Thermo-tolerance comparisons among bed bug strains

The procedures used for step-function thermo-tolerance comparison experiments were similar to those used for determining LT₇₅ estimates for the Harlan nymphs. For each population, ten mixed sex adult insects (1:1 ratio) were placed into a 15-mL glass test tube with a strip of filter paper as harborage. Test tubes were sealed with Parafilm, placed in a 12x6 plastic holding rack and then transferred to a water bath heated to 45°C. Insects were exposed at 45°C for 10, 12, 13, 14, 16, 17, 18, 20, 21, 22, 23, 24, 25, 26, 27, 28, 29, and 30 mins to generate exposure time-mortality data. Three to four replicates (10 adults per replicate) were performed for each time point. Additional time points that provided 75–100% mortality were included in step-function heat exposure experiments to increase the precision of LT₉₉ estimations [34]. Test tubes were removed from the water bath after the exposure period had elapsed and bed bugs were placed in a 35x10mm Petri dish with a Whatman No. 1 filter paper disc. Petri dishes were held in an environmental chamber with temperature, humidity, and light conditions identical to those used for rearing. Mortality was scored 24 h after exposure using the parameters described under determination of lethal time estimates for late instar nymphs. Control insects were held in test tubes at room temperature and then transferred to Petri dishes.
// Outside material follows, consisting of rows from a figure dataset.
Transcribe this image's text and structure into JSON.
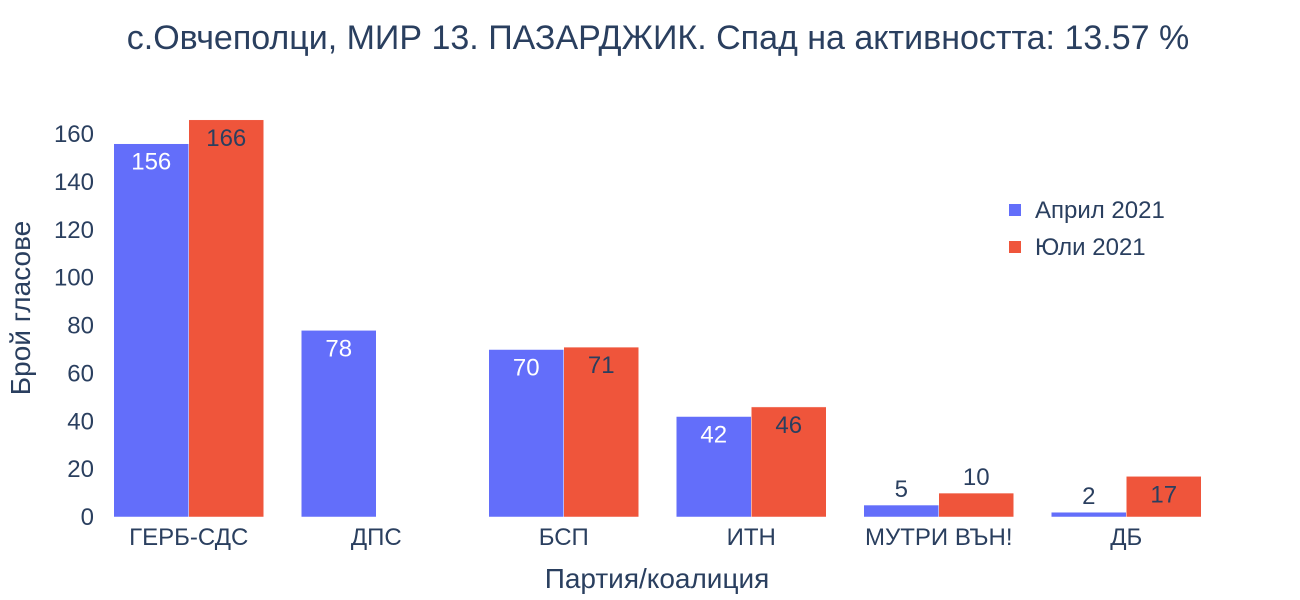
{
  "chart_data": {
    "type": "bar",
    "title": "с.Овчеполци, МИР 13. ПАЗАРДЖИК. Спад на активността: 13.57 %",
    "xlabel": "Партия/коалиция",
    "ylabel": "Брой гласове",
    "categories": [
      "ГЕРБ-СДС",
      "ДПС",
      "БСП",
      "ИТН",
      "МУТРИ ВЪН!",
      "ДБ"
    ],
    "series": [
      {
        "name": "Април 2021",
        "color": "#636efa",
        "values": [
          156,
          78,
          70,
          42,
          5,
          2
        ],
        "labels": [
          "156",
          "78",
          "70",
          "42",
          "5",
          "2"
        ]
      },
      {
        "name": "Юли 2021",
        "color": "#ef553b",
        "values": [
          166,
          0,
          71,
          46,
          10,
          17
        ],
        "labels": [
          "166",
          "",
          "71",
          "46",
          "10",
          "17"
        ]
      }
    ],
    "ylim": [
      0,
      168
    ],
    "yticks": [
      0,
      20,
      40,
      60,
      80,
      100,
      120,
      140,
      160
    ],
    "ytick_labels": [
      "0",
      "20",
      "40",
      "60",
      "80",
      "100",
      "120",
      "140",
      "160"
    ],
    "grid": false,
    "legend_position": "top-right"
  }
}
Procedures for the ramp-function heat exposure bioassay that utilizes a gradual or incremental increase in temperature were somewhat similar to those used for the step-function bioassays explained above. Briefly, 15-mL glass test tubes with 10 mixed sex adult bed bugs (1:1 ratio) per tube were placed in a 12x6 plastic holding rack that was transferred to a water bath at room temperature. The water bath was then turned on and the bed bugs were exposed to gradually rising temperatures at the rate of 0.57 °C/min until the water temperature reached 45°C. Once the water bath reached 45°C (~37-min heating time), insects were held in the water bath for a time that corresponded with the LT₉₉ time for the Harlan strain. After the ramp-up heat exposure period was completed, insects were placed into Petri dishes with filter paper and mortality was scored 24 hours later using previously described criterion under determination of the lethal time estimates for late instar nymphs’ section. Three replicates of ten mixed sex bed bugs per replicate were performed for each population, including the Harlan strain, which was used as a positive control for all bioassay tests. Test tubes containing control insects were held at room temperature during the ramp-up heat exposure experiments.